This is important because the optimal duration of chemotherapy treatment for advanced prostate cancer is unknown. In many studies of newer chemotherapy drugs, patients are treated either for a fixed number of treatment cycles or until the disease progresses or until the side effects become intolerable. For patients who are responding to the chemotherapy, however, continuous chemotherapy may be exposing them to unnecessary toxicity.
"More than one-third of advanced prostate cancer patients complete their first round of chemotherapy with the disease in control," said Tomasz Beer, M.D., director of the prostate cancer program in the OHSU Cancer Institute. "Indefinite chemotherapy is not practical because toxicity and side effects accumulate, so we wanted to find out if a patient can take breaks -- or 'holidays' -- in chemotherapy and then be retreated with the same chemotherapy."
Beer and his colleagues found that when treatment was restarted after a chemotherapy holiday, roughly three-quarters of study subjects responded again or experienced stabilized prostate-specific androgen (PSA), a protein made only by prostate cells that is monitored to help predict the presence and progression of prostate cancer.

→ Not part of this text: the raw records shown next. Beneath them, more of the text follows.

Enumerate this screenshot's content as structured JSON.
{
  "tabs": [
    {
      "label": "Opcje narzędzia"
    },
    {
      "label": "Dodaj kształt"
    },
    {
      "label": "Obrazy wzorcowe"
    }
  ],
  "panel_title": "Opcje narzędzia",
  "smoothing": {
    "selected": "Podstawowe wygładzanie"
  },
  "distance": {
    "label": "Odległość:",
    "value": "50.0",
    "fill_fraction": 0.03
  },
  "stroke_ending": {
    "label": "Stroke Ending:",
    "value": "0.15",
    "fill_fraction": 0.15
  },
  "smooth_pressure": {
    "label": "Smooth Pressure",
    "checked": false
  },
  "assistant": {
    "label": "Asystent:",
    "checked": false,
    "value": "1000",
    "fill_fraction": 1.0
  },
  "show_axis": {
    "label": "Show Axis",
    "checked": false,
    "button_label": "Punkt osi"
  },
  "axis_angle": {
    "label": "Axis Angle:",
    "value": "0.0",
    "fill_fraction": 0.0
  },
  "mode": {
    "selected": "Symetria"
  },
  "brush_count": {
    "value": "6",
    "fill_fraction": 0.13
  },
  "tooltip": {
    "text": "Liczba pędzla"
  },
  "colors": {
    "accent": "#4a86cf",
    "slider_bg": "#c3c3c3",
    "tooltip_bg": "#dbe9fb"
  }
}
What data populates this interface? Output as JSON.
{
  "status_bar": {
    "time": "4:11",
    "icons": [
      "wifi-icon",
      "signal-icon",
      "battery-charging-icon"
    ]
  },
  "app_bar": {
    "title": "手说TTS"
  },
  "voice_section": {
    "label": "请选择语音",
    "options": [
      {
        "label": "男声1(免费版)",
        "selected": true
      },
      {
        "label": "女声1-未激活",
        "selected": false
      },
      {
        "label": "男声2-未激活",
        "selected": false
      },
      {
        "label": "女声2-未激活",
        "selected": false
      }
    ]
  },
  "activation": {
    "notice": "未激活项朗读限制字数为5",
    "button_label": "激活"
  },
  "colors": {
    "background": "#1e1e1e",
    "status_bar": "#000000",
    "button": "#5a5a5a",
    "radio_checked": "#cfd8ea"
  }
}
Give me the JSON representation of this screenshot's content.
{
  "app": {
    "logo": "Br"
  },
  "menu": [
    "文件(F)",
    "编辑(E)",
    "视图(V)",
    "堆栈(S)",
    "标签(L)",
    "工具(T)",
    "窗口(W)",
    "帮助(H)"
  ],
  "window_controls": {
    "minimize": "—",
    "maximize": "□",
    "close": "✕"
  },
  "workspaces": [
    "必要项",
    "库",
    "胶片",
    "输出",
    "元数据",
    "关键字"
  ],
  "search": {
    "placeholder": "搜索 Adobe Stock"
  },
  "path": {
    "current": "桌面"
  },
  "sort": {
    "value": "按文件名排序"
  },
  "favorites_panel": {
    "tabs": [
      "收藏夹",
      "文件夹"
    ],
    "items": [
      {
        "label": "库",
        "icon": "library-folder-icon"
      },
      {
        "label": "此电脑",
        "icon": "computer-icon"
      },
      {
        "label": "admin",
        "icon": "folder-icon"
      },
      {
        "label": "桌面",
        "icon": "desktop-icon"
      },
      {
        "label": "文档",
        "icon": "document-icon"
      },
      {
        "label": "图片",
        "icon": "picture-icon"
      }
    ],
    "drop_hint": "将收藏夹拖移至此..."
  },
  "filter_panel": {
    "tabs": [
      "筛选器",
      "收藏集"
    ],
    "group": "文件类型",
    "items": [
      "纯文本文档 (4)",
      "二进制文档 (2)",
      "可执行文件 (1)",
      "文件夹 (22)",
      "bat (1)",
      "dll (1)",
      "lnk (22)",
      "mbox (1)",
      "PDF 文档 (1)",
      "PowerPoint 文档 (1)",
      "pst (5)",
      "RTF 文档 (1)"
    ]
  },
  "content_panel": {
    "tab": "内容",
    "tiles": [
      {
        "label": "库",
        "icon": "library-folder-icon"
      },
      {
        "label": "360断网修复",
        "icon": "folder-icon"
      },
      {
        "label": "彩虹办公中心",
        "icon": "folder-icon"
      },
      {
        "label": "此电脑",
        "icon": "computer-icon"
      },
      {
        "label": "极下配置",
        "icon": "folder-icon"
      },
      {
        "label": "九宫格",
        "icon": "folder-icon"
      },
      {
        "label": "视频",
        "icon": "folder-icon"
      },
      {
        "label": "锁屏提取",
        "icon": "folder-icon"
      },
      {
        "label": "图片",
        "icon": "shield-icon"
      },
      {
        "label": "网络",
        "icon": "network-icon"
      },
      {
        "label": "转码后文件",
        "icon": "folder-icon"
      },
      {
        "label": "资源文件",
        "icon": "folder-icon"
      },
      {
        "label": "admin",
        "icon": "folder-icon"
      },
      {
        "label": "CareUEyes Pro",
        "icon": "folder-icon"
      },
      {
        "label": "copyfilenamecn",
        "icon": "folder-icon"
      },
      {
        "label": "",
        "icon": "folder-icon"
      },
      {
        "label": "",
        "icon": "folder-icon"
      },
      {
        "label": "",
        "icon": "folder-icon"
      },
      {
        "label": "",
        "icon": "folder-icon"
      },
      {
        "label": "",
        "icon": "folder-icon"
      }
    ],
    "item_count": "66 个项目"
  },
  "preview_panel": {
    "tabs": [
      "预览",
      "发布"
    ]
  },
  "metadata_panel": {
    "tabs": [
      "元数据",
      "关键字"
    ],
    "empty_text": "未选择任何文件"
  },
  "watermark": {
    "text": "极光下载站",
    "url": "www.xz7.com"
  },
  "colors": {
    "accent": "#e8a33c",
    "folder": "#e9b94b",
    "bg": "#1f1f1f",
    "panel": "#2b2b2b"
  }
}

The median duration of the first chemotherapy holiday was 16 weeks.
"This was a clinically meaningful break for most of the subjects," Beer said. Prostate cancer is the most common malignancy among men and the second leading cause of cancer death in men in the United States. One in six American men will develop prostate cancer during his lifetime.
Beer will present initial results on intermittent chemotherapy for metastatic prostate cancer from the AIPC Study of Calcitriol Enhancing Taxotere (ASCENT) on Sunday, June 4, at the 2006 annual meeting of the American Society for Clinical Oncology.
ASCENT is a randomized, double-blinded, placebo-controlled clinical trial to evaluate an innovative formulation of high dose vitamin D (DN-101) given with docetaxel (Taxotere) for advanced prostate cancer research subjects who are no longer responding to hormonal therapy, a condition known as androgen-independent prostate cancer (AIPC). Two hundred fifty subjects participated in the study at 48 sites between September 2002 and January 2004.
DN-101 is a capsule that works by producing much higher blood levels of calcitriol than the body can produce from dietary vitamin D or vitamin D supplements. In high doses, it enhances many commonly used chemotherapeutic agents.
ASCENT subjects were eligible for holidays if they had a 50 percent PSA reduction that was tested and confirmed four weeks later, a PSA below 4 ng/ml and no other evidence of disease progression.
"About 18 percent of the ASCENT study population was eligible for a holiday," Beer said.
Researchers tested a protocol that included a PSA and clinical examination every four weeks and, for those with measurable disease, an assessment every eight weeks. Chemotherapy resumed after a confirmed PSA increase of 50 percent when the PSA was 2 ng/ml or more or for any other evidence of disease progression.
More than half the subjects responded with a greater than 50 percent PSA reduction when treatment was restarted after the holiday. Approximately one-quarter had stable PSA for at least 12 weeks and one-quarter percent progressed on therapy.
"These results are encouraging," Beer said. "Additional study is needed to more definitively determine the contribution of intermittent chemotherapy to the overall efficacy and toxicity of treatment."